Крувялис подтянул спадающие штаны, высморкался, приставив палец к одной, потом к другой ноздре.

— Йотаутене, соседка, это тебе со стороны так кажется, а пришлось бы поработать…

— Твоя работа, ты и работай, но помни, что и у животины сердце есть.

— Пришлось бы тебе этим диким табуном управлять…

— На это ты поставлен, и я не хочу видеть…

— Не будь милосердной самаритянкой, Йотаутене.

— Не будь Иудой, Крувялис!

Так поговорили они при мужиках, и Матильда ушла, кипя злостью. Нет, она не сказала того, что еще могла бы сказать. Конечно, она нос не сует куда не положено да не подглядывает, кто приезжает поздним вечером, кто уезжает и что увозит на санях. Говорят — разлитого молока и собаке и кошке хватает, но зачем его разливать зря? А ведь пьют мужики не молоко — самогонку. А председатель только глазами хлопает. Прискачет иногда, не слезая с седла, покричит посреди двора и опять ускачет. Его Гнедок откормлен будто боров, круп аж лоснится. Не Крувялис его кормит и не соломы клок ему задают.

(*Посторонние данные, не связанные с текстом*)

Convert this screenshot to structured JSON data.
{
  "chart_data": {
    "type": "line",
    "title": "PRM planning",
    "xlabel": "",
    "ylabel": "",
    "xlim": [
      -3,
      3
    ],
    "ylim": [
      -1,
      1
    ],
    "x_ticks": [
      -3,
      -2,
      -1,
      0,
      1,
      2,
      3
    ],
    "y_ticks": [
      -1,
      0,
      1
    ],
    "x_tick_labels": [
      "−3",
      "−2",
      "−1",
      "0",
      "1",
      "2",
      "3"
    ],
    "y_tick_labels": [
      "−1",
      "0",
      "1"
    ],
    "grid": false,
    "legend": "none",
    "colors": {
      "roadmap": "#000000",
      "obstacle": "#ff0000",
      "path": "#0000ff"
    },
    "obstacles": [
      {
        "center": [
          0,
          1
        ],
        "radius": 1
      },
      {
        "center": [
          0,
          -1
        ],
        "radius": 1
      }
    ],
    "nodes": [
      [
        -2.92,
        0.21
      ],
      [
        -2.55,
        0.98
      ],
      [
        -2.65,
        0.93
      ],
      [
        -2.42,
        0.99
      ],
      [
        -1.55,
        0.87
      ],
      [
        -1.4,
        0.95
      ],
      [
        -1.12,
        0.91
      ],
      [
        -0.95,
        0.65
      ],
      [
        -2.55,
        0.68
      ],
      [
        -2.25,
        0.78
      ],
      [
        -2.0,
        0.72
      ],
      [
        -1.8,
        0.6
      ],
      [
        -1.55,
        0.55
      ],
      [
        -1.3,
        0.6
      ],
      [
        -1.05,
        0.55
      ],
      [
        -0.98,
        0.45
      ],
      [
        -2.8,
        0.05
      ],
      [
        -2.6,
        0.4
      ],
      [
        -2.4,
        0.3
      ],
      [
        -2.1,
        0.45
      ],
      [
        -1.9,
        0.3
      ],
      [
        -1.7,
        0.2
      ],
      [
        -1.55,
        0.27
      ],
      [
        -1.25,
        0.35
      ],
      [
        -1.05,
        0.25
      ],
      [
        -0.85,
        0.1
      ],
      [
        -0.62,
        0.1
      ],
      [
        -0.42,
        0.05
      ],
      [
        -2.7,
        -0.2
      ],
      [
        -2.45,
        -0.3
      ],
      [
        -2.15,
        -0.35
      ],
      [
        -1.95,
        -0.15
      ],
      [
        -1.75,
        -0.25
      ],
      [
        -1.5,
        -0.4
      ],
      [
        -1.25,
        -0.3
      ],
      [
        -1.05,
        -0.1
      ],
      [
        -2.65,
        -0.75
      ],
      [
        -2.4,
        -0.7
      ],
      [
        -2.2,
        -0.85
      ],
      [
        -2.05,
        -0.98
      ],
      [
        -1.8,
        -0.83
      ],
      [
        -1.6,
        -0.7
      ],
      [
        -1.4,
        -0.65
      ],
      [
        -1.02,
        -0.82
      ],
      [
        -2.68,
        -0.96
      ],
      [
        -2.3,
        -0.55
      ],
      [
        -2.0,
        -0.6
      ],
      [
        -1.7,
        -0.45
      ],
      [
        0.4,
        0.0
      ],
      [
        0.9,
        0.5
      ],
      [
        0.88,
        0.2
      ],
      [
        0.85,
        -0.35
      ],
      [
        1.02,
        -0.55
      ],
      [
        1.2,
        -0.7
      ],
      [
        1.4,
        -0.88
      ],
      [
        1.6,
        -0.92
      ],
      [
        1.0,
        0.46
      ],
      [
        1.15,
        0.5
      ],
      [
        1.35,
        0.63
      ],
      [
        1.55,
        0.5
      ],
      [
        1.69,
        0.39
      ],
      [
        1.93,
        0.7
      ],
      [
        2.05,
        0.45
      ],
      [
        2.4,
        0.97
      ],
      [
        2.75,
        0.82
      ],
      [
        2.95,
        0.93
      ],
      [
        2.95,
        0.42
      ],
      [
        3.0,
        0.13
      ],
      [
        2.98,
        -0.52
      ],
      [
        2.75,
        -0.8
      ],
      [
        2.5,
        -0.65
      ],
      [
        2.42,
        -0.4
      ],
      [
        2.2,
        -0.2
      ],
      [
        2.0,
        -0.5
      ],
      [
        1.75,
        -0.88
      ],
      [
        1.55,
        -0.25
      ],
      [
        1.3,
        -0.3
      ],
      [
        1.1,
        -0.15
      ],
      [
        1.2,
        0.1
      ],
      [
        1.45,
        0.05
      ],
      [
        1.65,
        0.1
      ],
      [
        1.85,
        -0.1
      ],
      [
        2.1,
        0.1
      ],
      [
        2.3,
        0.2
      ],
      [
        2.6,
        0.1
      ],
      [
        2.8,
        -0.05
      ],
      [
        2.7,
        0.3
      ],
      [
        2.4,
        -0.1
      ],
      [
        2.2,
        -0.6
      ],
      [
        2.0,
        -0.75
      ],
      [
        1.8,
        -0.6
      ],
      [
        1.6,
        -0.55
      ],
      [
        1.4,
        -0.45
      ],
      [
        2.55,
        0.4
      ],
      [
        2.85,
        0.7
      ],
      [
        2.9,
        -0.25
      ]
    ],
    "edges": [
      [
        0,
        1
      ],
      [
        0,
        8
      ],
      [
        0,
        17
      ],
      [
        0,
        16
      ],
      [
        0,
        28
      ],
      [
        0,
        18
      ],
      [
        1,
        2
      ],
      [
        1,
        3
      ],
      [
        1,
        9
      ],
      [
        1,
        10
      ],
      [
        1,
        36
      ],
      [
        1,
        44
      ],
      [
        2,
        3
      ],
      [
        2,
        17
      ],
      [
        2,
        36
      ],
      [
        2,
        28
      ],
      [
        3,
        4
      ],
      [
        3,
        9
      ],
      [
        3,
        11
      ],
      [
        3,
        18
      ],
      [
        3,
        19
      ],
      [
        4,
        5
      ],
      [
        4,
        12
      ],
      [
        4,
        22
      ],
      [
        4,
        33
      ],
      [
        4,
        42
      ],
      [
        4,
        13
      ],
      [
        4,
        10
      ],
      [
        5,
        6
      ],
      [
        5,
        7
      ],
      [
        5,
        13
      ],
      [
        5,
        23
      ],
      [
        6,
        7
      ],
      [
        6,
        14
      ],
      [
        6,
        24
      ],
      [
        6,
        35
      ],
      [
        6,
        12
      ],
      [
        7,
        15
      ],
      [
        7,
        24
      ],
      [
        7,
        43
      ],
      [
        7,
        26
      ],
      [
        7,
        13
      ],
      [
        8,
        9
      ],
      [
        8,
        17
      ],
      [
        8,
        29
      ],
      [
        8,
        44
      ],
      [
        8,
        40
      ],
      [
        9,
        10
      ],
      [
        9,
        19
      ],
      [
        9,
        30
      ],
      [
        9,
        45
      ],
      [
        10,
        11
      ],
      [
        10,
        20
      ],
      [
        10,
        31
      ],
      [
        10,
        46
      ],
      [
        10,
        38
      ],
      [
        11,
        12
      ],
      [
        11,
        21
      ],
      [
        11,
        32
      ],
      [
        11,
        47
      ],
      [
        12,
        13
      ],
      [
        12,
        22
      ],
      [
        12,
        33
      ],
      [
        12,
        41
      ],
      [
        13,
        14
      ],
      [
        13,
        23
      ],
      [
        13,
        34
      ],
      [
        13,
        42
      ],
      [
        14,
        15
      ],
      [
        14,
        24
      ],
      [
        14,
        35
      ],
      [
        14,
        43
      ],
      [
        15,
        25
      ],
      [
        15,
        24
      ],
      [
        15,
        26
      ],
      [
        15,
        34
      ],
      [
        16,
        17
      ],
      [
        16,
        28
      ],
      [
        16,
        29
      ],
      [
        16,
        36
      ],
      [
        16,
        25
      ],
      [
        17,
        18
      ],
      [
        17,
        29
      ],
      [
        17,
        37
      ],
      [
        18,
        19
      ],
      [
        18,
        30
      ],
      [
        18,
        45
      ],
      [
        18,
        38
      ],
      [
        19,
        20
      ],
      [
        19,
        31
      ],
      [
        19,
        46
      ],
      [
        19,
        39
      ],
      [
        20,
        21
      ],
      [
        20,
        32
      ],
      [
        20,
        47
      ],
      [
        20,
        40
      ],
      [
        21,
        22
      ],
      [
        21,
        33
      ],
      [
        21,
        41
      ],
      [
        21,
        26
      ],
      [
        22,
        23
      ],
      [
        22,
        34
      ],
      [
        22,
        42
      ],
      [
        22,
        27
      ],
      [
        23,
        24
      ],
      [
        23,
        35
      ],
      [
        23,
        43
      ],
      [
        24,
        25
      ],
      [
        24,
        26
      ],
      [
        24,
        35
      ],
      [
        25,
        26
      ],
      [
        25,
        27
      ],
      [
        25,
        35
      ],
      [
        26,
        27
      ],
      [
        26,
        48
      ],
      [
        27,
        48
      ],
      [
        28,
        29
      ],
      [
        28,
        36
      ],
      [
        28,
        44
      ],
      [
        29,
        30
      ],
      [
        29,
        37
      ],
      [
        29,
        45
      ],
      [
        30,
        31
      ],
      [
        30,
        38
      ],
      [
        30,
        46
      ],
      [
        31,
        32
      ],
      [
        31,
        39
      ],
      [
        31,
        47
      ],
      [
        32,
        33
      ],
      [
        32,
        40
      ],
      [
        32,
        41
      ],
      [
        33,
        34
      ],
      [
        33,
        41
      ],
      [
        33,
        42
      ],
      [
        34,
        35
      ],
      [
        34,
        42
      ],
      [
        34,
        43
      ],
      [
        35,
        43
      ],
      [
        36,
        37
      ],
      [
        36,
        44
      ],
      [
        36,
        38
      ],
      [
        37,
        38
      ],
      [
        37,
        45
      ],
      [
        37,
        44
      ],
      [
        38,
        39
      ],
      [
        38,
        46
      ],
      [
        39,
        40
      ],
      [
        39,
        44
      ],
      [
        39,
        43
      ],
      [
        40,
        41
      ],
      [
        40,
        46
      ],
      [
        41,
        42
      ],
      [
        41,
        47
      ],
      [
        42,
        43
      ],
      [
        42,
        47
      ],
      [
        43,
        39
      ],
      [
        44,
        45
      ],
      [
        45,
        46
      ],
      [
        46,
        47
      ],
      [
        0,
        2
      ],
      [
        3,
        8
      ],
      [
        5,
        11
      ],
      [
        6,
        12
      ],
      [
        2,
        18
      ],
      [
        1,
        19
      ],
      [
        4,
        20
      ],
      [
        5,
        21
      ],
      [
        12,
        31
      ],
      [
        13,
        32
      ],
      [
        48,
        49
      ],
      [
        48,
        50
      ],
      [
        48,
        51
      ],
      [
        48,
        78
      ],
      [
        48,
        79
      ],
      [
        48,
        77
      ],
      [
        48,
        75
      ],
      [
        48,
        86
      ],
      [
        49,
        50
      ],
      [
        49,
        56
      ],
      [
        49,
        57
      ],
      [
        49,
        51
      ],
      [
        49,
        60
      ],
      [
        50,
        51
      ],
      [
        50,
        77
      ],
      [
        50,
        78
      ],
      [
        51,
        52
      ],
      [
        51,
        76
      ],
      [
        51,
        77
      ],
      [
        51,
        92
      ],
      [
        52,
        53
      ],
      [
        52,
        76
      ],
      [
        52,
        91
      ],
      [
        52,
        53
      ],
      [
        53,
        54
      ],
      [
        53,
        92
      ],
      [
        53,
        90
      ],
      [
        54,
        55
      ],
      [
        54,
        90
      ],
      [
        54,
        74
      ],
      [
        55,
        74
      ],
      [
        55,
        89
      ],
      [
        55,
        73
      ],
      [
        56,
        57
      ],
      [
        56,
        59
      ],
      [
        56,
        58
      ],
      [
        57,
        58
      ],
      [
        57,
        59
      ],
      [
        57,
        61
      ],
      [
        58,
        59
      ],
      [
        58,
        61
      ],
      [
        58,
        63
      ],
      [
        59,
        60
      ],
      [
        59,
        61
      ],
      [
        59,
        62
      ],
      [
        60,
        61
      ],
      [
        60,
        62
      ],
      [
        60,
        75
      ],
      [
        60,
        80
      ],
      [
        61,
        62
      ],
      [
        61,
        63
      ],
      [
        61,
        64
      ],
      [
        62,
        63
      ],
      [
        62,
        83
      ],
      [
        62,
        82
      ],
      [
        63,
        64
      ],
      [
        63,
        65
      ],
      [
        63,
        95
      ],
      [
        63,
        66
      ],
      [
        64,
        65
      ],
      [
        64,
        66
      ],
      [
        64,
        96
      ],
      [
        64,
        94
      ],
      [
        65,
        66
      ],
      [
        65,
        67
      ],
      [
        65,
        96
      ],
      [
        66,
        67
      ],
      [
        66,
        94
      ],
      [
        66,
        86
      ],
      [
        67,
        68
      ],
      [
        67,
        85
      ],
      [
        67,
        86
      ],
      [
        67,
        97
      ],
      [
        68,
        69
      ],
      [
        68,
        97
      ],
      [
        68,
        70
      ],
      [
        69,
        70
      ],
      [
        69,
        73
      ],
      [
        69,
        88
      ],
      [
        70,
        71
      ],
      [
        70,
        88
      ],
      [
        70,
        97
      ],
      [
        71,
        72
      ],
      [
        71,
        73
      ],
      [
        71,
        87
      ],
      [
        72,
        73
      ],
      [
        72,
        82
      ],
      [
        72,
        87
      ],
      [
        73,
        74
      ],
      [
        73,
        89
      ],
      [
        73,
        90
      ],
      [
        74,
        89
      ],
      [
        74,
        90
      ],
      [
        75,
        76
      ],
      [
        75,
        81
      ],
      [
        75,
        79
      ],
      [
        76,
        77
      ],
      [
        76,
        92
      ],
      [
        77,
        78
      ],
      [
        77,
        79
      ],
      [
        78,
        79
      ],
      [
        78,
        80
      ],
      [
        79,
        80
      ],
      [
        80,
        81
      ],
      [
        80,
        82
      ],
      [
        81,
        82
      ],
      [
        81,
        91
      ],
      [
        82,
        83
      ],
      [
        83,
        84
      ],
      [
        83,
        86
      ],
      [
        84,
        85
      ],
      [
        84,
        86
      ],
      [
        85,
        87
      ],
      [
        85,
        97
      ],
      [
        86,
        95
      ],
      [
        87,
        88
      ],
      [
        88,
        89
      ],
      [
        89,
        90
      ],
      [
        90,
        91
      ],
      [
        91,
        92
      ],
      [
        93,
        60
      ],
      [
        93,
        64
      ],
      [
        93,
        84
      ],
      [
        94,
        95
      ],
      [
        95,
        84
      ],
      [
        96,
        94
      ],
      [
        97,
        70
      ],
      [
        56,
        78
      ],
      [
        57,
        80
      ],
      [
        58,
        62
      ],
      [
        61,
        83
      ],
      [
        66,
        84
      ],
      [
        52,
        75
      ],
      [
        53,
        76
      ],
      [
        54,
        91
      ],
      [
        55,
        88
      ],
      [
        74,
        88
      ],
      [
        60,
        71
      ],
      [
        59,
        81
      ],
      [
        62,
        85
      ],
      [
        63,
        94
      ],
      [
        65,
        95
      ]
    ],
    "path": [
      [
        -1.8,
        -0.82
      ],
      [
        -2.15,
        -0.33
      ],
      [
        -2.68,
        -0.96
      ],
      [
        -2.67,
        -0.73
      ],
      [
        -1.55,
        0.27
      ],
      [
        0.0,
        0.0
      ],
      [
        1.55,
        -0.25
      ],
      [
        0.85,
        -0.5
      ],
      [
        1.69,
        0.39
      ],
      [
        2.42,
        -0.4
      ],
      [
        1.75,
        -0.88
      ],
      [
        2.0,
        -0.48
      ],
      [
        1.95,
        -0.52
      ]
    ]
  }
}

Как ни старалась Матильда и краем глаза не глядеть в сторону хлева (пускай они хоть сбесятся, мне-то что!), но все видела да знала. В конце февраля еще одну лошадь уволокли в ольшаник, несколько дней спустя другую, потом третью… Опять поцапалась она с Крувялисом, потому что зашла в хлев и увидела, как лошади корма в навоз затаптывают и вместе с навозом жрут. Юлия выговаривала ей: «Зачем тебе лезть, мама, зачем встревать, мало ли своих забот, что глядишь по сторонам?» Может, она и права. Поездила по докторам, малость окрепла, ожила, могла теперь по дому хлопотать да за девочками смотреть, и Матильде полегчало. Но молчание снохи, ее печальные взгляды да тяжкие вздохи, когда получала очередное письмо от Каролиса, казалось, говорили: «Жили бы там вместе, и ему легче было, и мне». Эти невысказанные упреки растравляли сердце, и мать впервые в своей жизни почувствовала, как ей нелегко в собственной избе, куда лучше работать на сотках или уходить в колхоз молотить да веять зерно.